To make it more clear, let's say I have the following dataset:

x0, x1, x2, x3, x4, x5, x6
[1 , 0. , 0. , 4.6, 3.1, 1.5, 0.2],
[1 , 0. , 1. , 5. , 3.6, 1.4, 0.2],
[1 , 1. , 0. , 5.4, 3.9, 1.7, 0.4],
[1 , 0. , 1. , 4.6, 3.4, 1.4, 0.3],
[1 , 1. , 0. , 5. , 3.4, 1.5, 0.2],
[1 , 0. , 0. , 4.4, 2.9, 1.4, 0.2],
[1 , 0. , 1. , 4.9, 3.1, 1.5, 0.1],
[1 , 1. , 0. , 5.4, 3.7, 1.5, 0.2],
...

x0 = What will eventually the intercept.
x1, x2 = Dummy variables, I left 2/3, one dropped to avoid co linearity.
x3,4,5,6 = regular continuous variables

Coefficients:
[ 7.56986405, 0.75703164, 0.27158741, -0.37447474, -2.79926022, 1.43890492, -2.95286947]

logit
[-3.34739217,
-2.27001103,
-1.49517926,
-0.77178644,
-0.808111,
-2.48474722,
-1.76183804,
-0.90621541
...]

Probabilities
[0.03398066,
0.09363728,
0.18314562,
0.31609279,
0.30829318,
0.0769344 ,
0.14656029,
0.28777491,
...]

Marginal effect = p*(1-p) * B_j

Now let's say that I am interested in the marginal effect of x1 (one of the dummies), I will simply do: p*(1-p) * 0.7570 (its respective coefficient), which will result in an array of length n (# of obs) with different marginal effects (which is fine because I understand that the effects are non constant and non-linear). Let's say that this array goes from [0.0008 to 0.0495]

Now the problem is, how can you verify this results? How can I measure the marginal effect when the dummy goes from values 0 to 1?
You could argue that I could do two things MEM and AME methods:

MEM: Leave all the values at its mean and then calculate all over again for x1 = 0 and then for x1 = 1 (MEM method)
(you can't really do this because that you will be assuming that you can have some observations where x1 and x2 will be equal to 1 at the same time, which incorrect since the mean for a dummy is like a proportion of how many "1s" there are for that column)
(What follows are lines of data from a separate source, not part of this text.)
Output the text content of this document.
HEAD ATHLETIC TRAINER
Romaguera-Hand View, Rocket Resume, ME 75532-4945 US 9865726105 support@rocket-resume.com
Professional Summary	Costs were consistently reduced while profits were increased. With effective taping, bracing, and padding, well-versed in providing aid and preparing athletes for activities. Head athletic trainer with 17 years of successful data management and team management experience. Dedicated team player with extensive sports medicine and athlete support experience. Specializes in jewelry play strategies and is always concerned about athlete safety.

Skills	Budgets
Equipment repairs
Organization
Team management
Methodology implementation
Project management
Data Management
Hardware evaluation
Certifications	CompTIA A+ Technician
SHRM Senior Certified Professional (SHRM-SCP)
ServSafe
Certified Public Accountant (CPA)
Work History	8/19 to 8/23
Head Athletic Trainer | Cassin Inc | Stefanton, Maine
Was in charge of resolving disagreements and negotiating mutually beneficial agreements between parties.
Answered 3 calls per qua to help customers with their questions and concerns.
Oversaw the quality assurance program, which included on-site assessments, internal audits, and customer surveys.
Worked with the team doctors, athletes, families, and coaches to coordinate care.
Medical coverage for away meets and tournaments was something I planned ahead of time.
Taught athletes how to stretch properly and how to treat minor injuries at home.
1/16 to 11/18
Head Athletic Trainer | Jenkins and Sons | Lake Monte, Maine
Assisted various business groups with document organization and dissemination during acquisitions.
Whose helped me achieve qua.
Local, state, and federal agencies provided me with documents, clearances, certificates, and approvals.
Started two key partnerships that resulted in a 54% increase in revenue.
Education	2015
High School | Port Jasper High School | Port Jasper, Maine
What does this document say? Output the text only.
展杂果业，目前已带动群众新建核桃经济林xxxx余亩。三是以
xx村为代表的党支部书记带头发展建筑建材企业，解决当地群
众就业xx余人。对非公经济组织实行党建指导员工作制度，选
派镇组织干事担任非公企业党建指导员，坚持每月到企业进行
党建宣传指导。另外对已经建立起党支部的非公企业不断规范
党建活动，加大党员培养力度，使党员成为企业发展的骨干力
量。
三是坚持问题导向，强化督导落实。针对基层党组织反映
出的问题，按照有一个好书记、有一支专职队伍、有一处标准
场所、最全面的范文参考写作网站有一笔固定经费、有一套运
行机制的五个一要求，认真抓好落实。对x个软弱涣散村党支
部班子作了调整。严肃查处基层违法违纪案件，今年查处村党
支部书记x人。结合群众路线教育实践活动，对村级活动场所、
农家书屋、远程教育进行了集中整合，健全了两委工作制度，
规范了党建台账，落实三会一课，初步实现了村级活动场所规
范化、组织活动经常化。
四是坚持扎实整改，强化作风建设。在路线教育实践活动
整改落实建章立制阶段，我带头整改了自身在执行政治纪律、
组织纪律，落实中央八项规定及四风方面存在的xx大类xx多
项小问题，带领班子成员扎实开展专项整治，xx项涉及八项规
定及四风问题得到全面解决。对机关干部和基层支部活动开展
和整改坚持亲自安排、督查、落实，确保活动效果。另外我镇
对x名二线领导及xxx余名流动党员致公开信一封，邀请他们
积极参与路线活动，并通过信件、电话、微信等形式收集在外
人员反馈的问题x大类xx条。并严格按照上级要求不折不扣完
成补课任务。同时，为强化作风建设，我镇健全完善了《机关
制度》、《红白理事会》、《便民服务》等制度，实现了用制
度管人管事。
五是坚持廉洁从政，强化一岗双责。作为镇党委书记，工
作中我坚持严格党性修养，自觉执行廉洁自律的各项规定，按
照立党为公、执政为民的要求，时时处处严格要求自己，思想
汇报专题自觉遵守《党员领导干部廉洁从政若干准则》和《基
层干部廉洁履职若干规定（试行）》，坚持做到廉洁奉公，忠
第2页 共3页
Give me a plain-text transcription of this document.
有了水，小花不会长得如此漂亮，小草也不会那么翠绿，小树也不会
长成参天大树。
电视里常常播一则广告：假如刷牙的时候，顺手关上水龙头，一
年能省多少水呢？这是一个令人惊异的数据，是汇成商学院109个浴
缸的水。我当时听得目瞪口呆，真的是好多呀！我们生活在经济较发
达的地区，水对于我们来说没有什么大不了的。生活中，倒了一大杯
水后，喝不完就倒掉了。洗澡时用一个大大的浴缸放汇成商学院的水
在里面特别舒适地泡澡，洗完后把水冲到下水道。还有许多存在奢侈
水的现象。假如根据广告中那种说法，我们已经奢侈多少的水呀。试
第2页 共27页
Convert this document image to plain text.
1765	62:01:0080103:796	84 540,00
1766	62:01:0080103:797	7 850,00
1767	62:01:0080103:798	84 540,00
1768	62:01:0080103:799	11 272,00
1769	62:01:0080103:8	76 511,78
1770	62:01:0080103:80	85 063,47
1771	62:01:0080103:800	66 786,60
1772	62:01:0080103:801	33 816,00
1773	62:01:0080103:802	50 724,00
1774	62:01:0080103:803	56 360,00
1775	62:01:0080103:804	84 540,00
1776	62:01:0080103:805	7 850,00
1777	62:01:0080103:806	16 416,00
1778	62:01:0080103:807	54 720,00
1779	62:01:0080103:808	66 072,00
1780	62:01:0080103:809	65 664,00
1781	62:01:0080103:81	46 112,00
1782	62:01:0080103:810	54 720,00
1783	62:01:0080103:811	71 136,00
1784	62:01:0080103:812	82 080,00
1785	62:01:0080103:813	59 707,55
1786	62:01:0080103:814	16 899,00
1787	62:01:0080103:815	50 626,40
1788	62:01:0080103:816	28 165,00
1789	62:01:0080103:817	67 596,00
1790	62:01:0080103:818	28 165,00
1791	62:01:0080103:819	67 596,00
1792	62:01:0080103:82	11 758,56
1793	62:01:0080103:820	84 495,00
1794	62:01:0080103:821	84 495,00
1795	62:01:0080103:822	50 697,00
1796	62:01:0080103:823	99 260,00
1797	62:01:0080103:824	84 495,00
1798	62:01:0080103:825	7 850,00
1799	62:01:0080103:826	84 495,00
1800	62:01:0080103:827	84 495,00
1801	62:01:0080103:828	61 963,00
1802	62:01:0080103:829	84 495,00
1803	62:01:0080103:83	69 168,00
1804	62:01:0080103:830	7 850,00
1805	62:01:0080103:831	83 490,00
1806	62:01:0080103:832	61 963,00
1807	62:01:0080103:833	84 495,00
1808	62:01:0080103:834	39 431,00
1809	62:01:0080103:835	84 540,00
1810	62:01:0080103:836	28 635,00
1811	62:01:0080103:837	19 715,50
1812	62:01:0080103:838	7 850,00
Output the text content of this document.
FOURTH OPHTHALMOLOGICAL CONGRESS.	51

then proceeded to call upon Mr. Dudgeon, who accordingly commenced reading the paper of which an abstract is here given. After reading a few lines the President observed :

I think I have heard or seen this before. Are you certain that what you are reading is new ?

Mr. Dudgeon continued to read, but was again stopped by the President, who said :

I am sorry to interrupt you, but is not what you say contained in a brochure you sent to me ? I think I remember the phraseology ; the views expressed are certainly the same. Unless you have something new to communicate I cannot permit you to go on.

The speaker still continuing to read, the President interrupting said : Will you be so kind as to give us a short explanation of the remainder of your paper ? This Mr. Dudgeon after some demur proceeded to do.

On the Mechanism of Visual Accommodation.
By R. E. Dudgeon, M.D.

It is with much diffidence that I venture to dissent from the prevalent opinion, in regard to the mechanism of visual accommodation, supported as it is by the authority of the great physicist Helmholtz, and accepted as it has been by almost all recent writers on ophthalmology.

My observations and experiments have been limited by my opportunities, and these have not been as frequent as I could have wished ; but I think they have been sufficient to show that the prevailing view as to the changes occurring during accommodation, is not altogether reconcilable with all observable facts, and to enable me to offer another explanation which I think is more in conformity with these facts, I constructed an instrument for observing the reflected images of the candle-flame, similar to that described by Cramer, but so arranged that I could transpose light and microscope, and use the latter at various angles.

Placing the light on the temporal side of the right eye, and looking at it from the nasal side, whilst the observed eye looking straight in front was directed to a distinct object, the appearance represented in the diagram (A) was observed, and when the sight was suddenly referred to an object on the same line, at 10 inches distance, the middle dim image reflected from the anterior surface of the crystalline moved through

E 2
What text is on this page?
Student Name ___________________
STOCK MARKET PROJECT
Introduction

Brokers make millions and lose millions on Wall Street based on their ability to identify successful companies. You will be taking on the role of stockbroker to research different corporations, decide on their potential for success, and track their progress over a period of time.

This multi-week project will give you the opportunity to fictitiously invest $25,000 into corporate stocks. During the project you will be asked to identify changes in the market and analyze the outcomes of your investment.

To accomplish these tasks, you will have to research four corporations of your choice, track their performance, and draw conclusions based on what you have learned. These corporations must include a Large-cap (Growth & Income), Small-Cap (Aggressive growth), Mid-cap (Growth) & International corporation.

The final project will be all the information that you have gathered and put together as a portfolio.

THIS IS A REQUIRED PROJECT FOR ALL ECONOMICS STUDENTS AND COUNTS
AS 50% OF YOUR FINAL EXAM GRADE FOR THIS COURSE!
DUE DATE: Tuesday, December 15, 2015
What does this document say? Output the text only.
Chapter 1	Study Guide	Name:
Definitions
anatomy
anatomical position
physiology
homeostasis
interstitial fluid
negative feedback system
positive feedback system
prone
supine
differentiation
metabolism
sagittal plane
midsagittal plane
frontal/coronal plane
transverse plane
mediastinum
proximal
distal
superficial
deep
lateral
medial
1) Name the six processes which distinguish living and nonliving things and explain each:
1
AME: Leave as observed, but changing all the values of x1 to 0 (making all the values of x2 = 1) and then do the opposite (x1 = 1, x2 =0, you have to do this since it can't belong to two categories at the same time), and then take the average of the results (AME method) (Side comment: One thing I am not sure if it is the average between the difference in marginal effects when x1 = 0 and then 1, or if it is an average between the probabilities when x1 =0 and then 1, I used both, but probability I think it makes more sense to me)
Now, if I try the 2nd approach I get very different results to what I originally got ( which were values between [0.0008 to 0.0495]), it gives me values between [0.0022 to 0.1207], which is a massive difference.

To summarise:
How can do a mathematical corroboration to get the same values I got initially ([0.0008 to 0.0495])?

How can I interpret these original values in the first place? Because if I take 0.0495, I am basically saying "if I increase x1 by 1-unit (from 0 to 1), I will have a 4.95% increase in probability of my event happening", the problems is that it doesn't consider that to make the 1-unit increase I need to, by default, decrease the other dummy variable (x2), so I will be doing something of a double-change in the variables or like a double marginal effect at the same time.